The shooting, which started about 2 a.m., ended around 3 a.m., said Mr. Barr.

Law enforcement authorities blew a hole through the bathroom wall to get them out. But the survivors in the stall refused to move or leave until police proved their identity.

Mr. Barr said he didn’t learn of Mr. Burt’s death until the next day, when he saw DJ’s name scroll across a television screen. He said while he is scheduling counseling sessions through the City of Orlando and the FBI, he was in denial that Mr. Burt was gone until the funeral.

Born in Henrico County, Mr. Burt grew up in Kentucky and Indiana. At the time of his death, he was working as a financial aid officer at Keiser University in Florida and doing volunteer work in the community with the Jacksonville Jaycees.

Mr. Burt’s mother recalled that doctors thought she had a tumor but later determined that she was pregnant with her son. At that point, she said that she knew he was special.

“There are so many things about you I am going to miss,” she wrote in the funeral program. “Your smile, genuine and full of joy.

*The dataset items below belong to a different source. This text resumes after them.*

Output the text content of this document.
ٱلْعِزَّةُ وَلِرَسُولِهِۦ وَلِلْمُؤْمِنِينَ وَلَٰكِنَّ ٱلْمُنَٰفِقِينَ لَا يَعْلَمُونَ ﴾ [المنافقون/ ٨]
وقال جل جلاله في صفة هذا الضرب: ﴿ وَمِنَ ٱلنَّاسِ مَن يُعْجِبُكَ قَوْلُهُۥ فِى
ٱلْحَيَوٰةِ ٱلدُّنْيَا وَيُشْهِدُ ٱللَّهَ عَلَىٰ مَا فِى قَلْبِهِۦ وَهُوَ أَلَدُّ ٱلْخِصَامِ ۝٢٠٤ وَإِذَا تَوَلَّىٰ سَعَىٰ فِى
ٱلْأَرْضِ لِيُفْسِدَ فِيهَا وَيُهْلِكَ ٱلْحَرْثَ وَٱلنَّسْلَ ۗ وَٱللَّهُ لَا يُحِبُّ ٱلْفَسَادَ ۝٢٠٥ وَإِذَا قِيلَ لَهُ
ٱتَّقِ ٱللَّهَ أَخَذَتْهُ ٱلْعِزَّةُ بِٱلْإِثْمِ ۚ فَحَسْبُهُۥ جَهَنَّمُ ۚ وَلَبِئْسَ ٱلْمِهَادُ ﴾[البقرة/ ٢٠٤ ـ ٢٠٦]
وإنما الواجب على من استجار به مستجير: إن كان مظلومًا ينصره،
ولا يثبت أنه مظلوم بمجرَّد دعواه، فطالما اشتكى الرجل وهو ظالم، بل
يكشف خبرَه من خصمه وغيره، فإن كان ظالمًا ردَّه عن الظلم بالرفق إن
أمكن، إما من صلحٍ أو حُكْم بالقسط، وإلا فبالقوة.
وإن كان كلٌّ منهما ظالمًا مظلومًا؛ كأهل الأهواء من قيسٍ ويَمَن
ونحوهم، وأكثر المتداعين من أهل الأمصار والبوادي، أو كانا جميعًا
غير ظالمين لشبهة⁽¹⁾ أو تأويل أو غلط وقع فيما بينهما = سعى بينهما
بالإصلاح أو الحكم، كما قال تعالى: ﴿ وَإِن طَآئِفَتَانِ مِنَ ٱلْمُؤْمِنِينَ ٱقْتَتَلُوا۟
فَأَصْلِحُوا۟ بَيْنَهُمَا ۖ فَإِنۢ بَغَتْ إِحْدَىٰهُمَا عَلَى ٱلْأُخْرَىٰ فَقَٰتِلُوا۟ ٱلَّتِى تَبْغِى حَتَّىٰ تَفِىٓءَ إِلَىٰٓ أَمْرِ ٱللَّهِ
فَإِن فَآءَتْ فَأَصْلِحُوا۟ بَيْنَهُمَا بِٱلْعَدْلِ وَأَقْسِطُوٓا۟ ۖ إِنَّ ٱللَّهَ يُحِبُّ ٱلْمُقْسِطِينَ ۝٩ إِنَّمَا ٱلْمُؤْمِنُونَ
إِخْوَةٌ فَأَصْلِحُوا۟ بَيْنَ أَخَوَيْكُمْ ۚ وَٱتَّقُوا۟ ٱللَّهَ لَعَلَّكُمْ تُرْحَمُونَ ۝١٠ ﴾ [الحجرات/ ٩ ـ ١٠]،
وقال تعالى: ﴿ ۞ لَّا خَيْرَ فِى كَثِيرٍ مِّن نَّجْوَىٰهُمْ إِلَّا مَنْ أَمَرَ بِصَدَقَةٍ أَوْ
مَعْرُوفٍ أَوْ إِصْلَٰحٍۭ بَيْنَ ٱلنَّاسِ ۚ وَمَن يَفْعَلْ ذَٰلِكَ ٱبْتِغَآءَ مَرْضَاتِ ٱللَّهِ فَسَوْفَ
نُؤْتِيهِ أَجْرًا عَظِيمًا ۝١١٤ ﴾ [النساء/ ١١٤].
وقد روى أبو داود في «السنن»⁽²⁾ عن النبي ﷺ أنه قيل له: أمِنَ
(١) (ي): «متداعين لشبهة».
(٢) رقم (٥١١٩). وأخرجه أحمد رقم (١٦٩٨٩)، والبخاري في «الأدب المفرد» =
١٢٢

Our conversations, because we talked about everything … there were no limits. Your realness … not everyone could deal with (our) truth, but at the end of the day, it was real.”

Numerous tributes were shared during the funeral by friends, family and former colleagues. Jamel Covington, who once worked with Mr. Burt at a McDonalds restaurant in Jacksonville, Fla., said that it took her 29 hours to get to the funeral from Haleiwa, Hawaii, where she now works.

“I loved DJ like a brother,” said Ms. Covington. “He touched many lives.”

Darryl Burt, Mr. Burt’s father, encouraged parents to “cherish, treasure and enjoy every moment with your children — the good and the bad — because the next moment is not guaranteed.”